Festival À Vif 2023 "Abysses", "Lettre à moi" et "Niquer la fatalité", trois propositions en totale cohérence avec les préoccupations adolescentes

L'adolescence, période charnière où se jouent, se produisent, se subissent toutes les transformations, de celles qui font passer de "petit d'homme" à adulte. Ce sont ces rites de passage, ces étapes de changements, d'évolutions, voire de (mue)tations, qui, sous l'intitulé "Métamorphoses", ont inspiré la programmation de cette nouvelle édition conçue par Le Préau, Centre Dramatique National Normandie-Vire.



"Niquer la fatalité" © Emmanuelle Jacobson-Roques.
"Niquer la fatalité" © Emmanuelle Jacobson-Roques.
Être un moment privilégié de rencontres et de fête théâtrale autour de l'adolescence, ouvert à tous les âges et avec des spectacles pouvant générer des échanges intergénérationnels, telle est l'ambition du festival À Vif qui fait la part belle cette année aux différentes mues que traverse adolescentes et adolescents, mais aussi parfois les adultes. Présent le 13 mai dernier à Vire, deux pièces ont retenu mon attention, "Lettre à moi" et "Niquer la fatalité", une troisième, "Abysses" (mise en scène d'Alexandra Tobaïm), vu le même jour, a déjà été chroniquée dans nos colonnes par Bruno Fougniès (voir lien en bas de page).

À noter que ce jour-là se sont déroulées, en préambule des spectacles, des restitutions théâtrales (au lycée agricole de Vire) faisant suite à des ateliers ayant eu lieu d'octobre 2022 à mai 2023. Deux groupes ont présenté un petit spectacle issu de ces travaux. Le premier groupe composé des ateliers "collégiens" (3ᵉ et 4ᵉ) avait choisi de traiter "les métamorphoses" et le deuxième regroupant les ateliers "lycéens" (seconde, première et terminale) a donné sa version de "La métamorphose" de Kafka. Une approche théâtrale sur un sujet qui palpite au cœur de leur adolescence très intéressante !

"Lettre à moi" © Madame Lou Paris.
"Lettre à moi" © Madame Lou Paris.
"Lettre à moi (plus tard)". Nine, la trentaine, entre une liste de tâches à faire et le décès de son père - synonymes de démarches après décès, succession, meubles chez Emmaüs, etc. -, des recherches immobilières pour son boulot et la lecture de l'horoscope, retrouve ses journaux intimes écrits au début des années 2000… Ainsi se dévoile et s'ouvre la boîte à souvenirs, celle de l'adolescence qu'on croyait oublier. On se retrouve alors dans sa chambre avec les murs couverts de posters, de Britney Spears notamment, la photo de classe de 5ᵉ. Ce sont des retrouvailles avec les objets de l'adolescence, l'intimité d'une jeune fille du début du XXIe siècle… et la photo "où on était tous heureux".

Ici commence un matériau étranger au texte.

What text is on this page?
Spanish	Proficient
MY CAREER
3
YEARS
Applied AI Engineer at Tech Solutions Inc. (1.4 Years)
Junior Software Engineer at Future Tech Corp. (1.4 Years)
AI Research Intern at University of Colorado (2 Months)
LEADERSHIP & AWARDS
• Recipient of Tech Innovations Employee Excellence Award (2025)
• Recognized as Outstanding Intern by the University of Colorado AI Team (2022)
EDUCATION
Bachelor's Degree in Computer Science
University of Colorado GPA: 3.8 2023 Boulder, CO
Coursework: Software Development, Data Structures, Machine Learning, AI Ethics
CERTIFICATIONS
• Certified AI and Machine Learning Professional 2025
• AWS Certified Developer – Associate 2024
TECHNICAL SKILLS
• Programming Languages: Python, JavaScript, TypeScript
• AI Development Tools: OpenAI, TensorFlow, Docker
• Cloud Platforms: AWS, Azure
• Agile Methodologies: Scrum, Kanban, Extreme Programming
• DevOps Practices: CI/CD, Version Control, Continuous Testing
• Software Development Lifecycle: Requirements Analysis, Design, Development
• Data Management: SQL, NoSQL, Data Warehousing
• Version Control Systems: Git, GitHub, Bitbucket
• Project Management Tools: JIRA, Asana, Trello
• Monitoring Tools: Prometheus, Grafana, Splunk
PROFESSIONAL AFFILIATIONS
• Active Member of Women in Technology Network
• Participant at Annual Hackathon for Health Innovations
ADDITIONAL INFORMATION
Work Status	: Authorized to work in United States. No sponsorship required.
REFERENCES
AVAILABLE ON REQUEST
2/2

C'est également relire ses rêves de préado (11-13 ans), les instants douloureux quand ses parents se disputent, d'autres plus positifs et/ou constructeurs de la personnalité comme son entrée au collège, les premières amours, ses premiers désirs. C'est aussi l'époque d'une génération qui découvrait Britney Spears en même temps que les attentats du World Trade Center, qui écrivait des lettres sur des papiers Diddl, car Internet n'existait pas… Une génération qui ne pouvait imaginer que, vingt ans plus tard, la société dans laquelle elle avait grandi et consommé serait sous "quasi-asphyxie". De tout ça ou pas, naît chez Nine l'idée de "la lettre à moi, plus tard" pour poser des questions d'ados à l'adulte que l'on est devenu.

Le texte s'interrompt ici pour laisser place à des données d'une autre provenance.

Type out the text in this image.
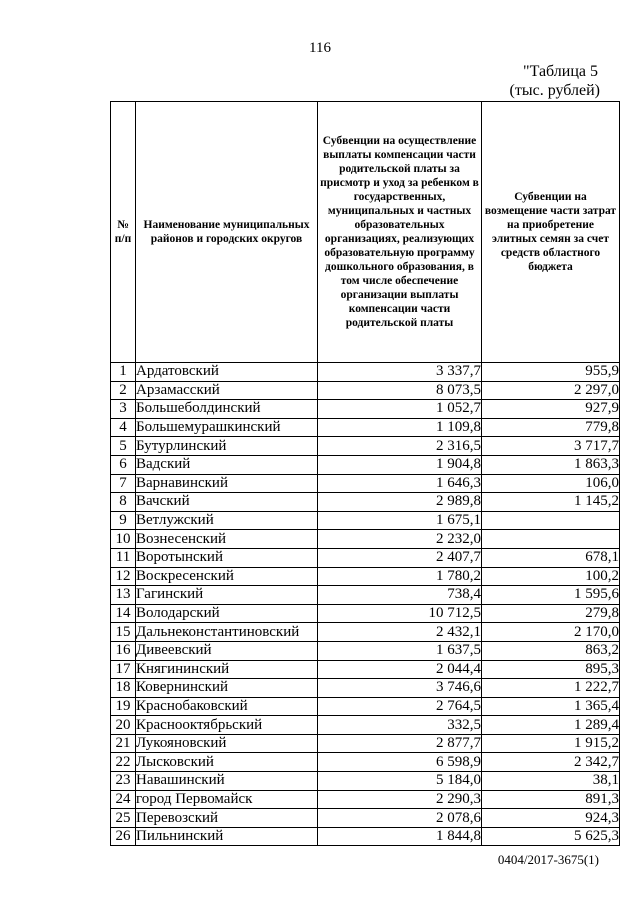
116
"Таблица 5
(тыс. рублей)
№ п/п	Наименование муниципальных районов и городских округов	Субвенции на осуществление выплаты компенсации части родительской платы за присмотр и уход за ребенком в государственных, муниципальных и частных образовательных организациях, реализующих образовательную программу дошкольного образования, в том числе обеспечение организации выплаты компенсации части родительской платы	Субвенции на возмещение части затрат на приобретение элитных семян за счет средств областного бюджета

1	Ардатовский	3 337,7	955,9
2	Арзамасский	8 073,5	2 297,0
3	Большеболдинский	1 052,7	927,9
4	Большемурашкинский	1 109,8	779,8
5	Бутурлинский	2 316,5	3 717,7
6	Вадский	1 904,8	1 863,3
7	Варнавинский	1 646,3	106,0
8	Вачский	2 989,8	1 145,2
9	Ветлужский	1 675,1	
10	Вознесенский	2 232,0	
11	Воротынский	2 407,7	678,1
12	Воскресенский	1 780,2	100,2
13	Гагинский	738,4	1 595,6
14	Володарский	10 712,5	279,8
15	Дальнеконстантиновский	2 432,1	2 170,0
16	Дивеевский	1 637,5	863,2
17	Княгининский	2 044,4	895,3
18	Ковернинский	3 746,6	1 222,7
19	Краснобаковский	2 764,5	1 365,4
20	Краснооктябрьский	332,5	1 289,4
21	Лукояновский	2 877,7	1 915,2
22	Лысковский	6 598,9	2 342,7
23	Навашинский	5 184,0	38,1
24	город Первомайск	2 290,3	891,3
25	Перевозский	2 078,6	924,3
26	Пильнинский	1 844,8	5 625,3
0404/2017-3675(1)
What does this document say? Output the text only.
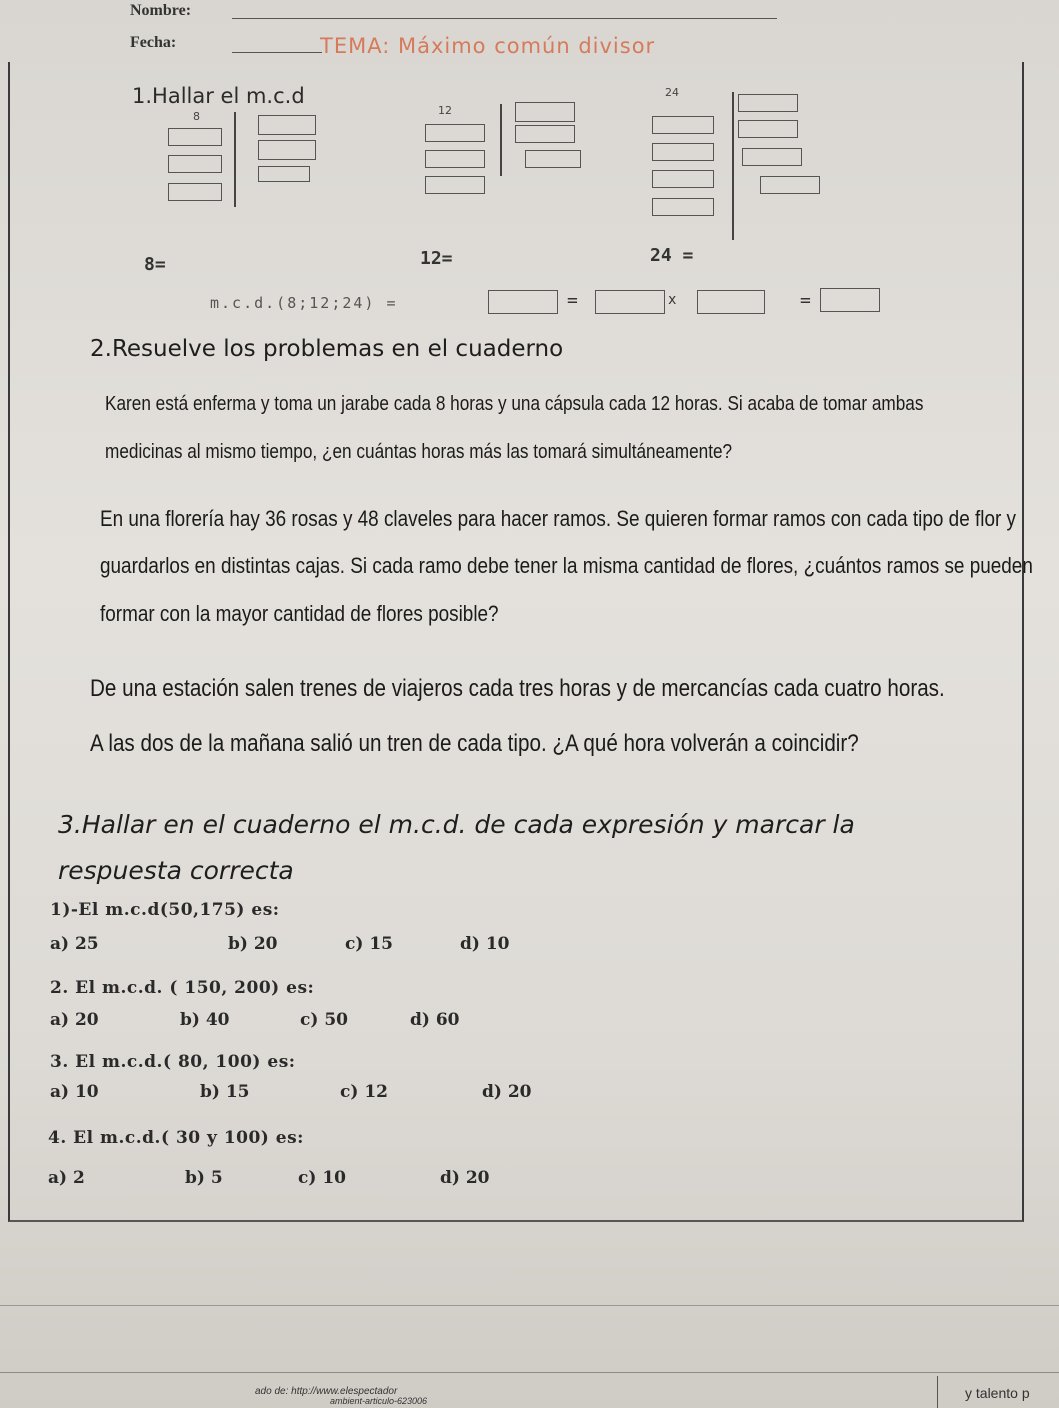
Nombre:
Fecha:	TEMA: Máximo común divisor
1.Hallar el m.c.d
8
8=
12
12=
24
24 =
m.c.d.(8;12;24) =	=	x	=
2.Resuelve los problemas en el cuaderno
Karen está enferma y toma un jarabe cada 8 horas y una cápsula cada 12 horas. Si acaba de tomar ambas
medicinas al mismo tiempo, ¿en cuántas horas más las tomará simultáneamente?
En una florería hay 36 rosas y 48 claveles para hacer ramos. Se quieren formar ramos con cada tipo de flor y
guardarlos en distintas cajas. Si cada ramo debe tener la misma cantidad de flores, ¿cuántos ramos se pueden
formar con la mayor cantidad de flores posible?
De una estación salen trenes de viajeros cada tres horas y de mercancías cada cuatro horas.
A las dos de la mañana salió un tren de cada tipo. ¿A qué hora volverán a coincidir?
3.Hallar en el cuaderno el m.c.d. de cada expresión y marcar la
respuesta correcta
1)-El m.c.d(50,175) es:
a) 25	b) 20	c) 15	d) 10
2. El m.c.d. ( 150, 200) es:
a) 20	b) 40	c) 50	d) 60
3. El m.c.d.( 80, 100) es:
a) 10	b) 15	c) 12	d) 20
4. El m.c.d.( 30 y 100) es:
a) 2	b) 5	c) 10	d) 20
ado de: http://www.elespectador
ambient-articulo-623006	y talento p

Et retour vers le futur, pour une découverte et lecture de cette lettre par une Nine devenu adulte. Celle qui doit aujourd'hui assumer l'arrivée de l'enfant et tout ce qui est lié, les contraintes, les obligations, l'usure du couple… les remises en question, les regrets, les loupées, les déceptions, les espoirs perdus, les rêves non réalisés… Mais aussi réactualiser la liste des envies, des choses à faire, des nouveaux projets, en accord, en cohérence avec 2023, avec le monde actuel. Elle commence à remballer ses souvenirs, à retirer les posters, passent alors, avant de disparaître, les premières règles, les soirées pyjama, le divorce des parents, la vente de leur maison marquant la fin d'une époque.

Pour clore cette mue particulière, un dialogue s'instaure entre elle, adulte, - Laureline Le Bris-Cep est étonnante, remarquable dans la maîtrise des émotions générées et ses différents "états" de femme - et elle, petite fille (excellente Lukiia Halanevych, une jeune comédienne très prometteuse). Retour dans la maison d'enfance et visite de celle-ci ensemble, la petite est-elle la fille des nouveaux propriétaires ou Nine à 10 ans ? En réalité, une rencontre imaginaire avec soi-même.

Dans cette rencontre, émanent les conseils de l'adulte à celle qu'elle fut et les impertinences de celle qu'elle fut à celle qu'elle est devenue. Se rencontrer soi-même pour se retrouver et ainsi faire le point sur tout ce qui s'est perdu, tout ce qui perdurera et ce qui reste à inventer. Ce récit, mêlé de réflexions existentialistes, de pensées intimes, de désillusions, de retours sur le passé et de retour vers le futur, interroge autant l'adolescente que l'adulte sur le rapport au passé, à la nostalgie, mais aussi sur comment se construire aujourd'hui dans un monde en constante mutation… où chacun d'entre nous tente de rester fidèles à ses idéaux, de s'émanciper de ses rêves d'enfants ainsi que des injonctions parfois anxiogènes de la société… surtout pour les femmes dans une trame sociale encore beaucoup trop machiste.
Une pièce pour comprendre comment passer d'un état à un autre, sans renier ce qu'on a été.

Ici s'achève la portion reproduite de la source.